Talvez por ser domingo, o Festival Vapor estava repleto de famílias, dos netos aos avós, que no Palco Telheiro se reuniram para uma comunhão em torno da música — tão moderna quanto ancestral — que Ana Lua Caiano tem feito, ajudando até a carregar um pouco mais o nome de Portugal além fronteiras no circuito das artes. Apesar de ter um lugar reservado na gala dos Globos de Ouro nessa noite — estava nomeada para todas as três categorias ligadas à música e arrecadou mesmo o galardão de Melhor Canção —, a artista não mostrou quaisquer sinais de querer apressar o espectáculo para seguir viagem para Lisboa e viu-se que estava completamente rendida ao carinho que o público do Entroncamento tinha reservado para si. Retribuiu-nos com muitos sorrisos, interacções e uma performance que passou em revista as canções dos seus dois EPs e do álbum com que se estreou este ano, Vou Ficar Neste Quadrado. Em pé e diante de um microfone secundário afastado da sua bancada de trabalho, muniu-se apenas de uma pandeireta para nos entregar uma versão bem crua de “Ando Em Círculos”, que terá sido um dos momentos em que sentimos a pele a arrepiar. “Mão na Mão”, “Adormeço Sem Dizer Para Onde Vou”, “Cansada” e “Deixem O Morto Morrer” foram outros dos temas a que tivemos direito a escutar antes de a vermos abandonar o recinto custosamente, pois ainda tinha uma grande viagem pela frente e estava com dificuldade em ausentar-se dali para que pudesse receber a grande ovação de que foi alvo durante mais tempo. Ainda assim, voltou atrás para o tão desejado encore, antes de se voltar a retirar lentamente por entre uma chuva de aplausos.

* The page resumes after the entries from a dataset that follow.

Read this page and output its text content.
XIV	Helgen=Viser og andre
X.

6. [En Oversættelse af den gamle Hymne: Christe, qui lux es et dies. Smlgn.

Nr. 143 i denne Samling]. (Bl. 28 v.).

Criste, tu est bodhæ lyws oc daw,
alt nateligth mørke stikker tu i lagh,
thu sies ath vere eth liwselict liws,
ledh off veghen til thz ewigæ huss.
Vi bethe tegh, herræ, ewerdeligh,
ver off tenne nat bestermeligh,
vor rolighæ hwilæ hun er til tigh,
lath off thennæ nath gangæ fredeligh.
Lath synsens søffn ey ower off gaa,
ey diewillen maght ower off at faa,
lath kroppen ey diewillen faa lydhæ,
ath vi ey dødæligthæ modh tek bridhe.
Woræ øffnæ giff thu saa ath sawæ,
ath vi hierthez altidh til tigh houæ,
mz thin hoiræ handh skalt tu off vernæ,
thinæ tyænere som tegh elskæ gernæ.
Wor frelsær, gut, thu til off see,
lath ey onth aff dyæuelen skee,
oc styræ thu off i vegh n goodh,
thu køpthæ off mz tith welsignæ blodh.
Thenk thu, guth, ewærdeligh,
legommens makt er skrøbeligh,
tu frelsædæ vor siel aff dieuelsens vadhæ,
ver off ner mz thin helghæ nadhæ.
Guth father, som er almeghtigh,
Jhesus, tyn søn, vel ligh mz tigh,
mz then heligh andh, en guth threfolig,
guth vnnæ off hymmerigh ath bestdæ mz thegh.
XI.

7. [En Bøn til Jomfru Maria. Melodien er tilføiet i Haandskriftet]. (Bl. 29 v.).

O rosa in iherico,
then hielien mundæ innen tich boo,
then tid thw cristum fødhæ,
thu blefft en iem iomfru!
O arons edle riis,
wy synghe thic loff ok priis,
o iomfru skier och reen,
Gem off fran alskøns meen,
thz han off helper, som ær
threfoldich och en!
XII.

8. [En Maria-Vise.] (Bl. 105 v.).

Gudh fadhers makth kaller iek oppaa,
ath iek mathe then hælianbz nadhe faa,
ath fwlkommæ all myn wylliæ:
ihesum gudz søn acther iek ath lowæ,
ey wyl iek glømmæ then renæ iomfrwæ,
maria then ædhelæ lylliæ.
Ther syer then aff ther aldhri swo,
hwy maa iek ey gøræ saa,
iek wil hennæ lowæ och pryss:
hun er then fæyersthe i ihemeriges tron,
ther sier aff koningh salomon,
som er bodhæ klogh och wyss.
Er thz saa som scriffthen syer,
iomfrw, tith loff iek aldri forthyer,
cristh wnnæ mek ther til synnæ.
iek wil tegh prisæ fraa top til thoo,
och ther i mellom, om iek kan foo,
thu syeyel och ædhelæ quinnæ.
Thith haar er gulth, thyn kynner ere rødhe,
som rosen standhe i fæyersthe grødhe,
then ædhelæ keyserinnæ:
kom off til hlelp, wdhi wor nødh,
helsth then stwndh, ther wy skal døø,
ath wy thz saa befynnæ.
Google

A despedida custa sempre mais quando os dias se fizeram de uma beleza rara. Não queremos, de todo, sair destes quadrados. Do que serve de área para o Festival Vapor, e daquele que Ana Lua Caiano tem vindo a traçar em torno da sua arte, promovendo uma das propostas mais refrescantes que a música portuguesa conheceu nos últimos anos.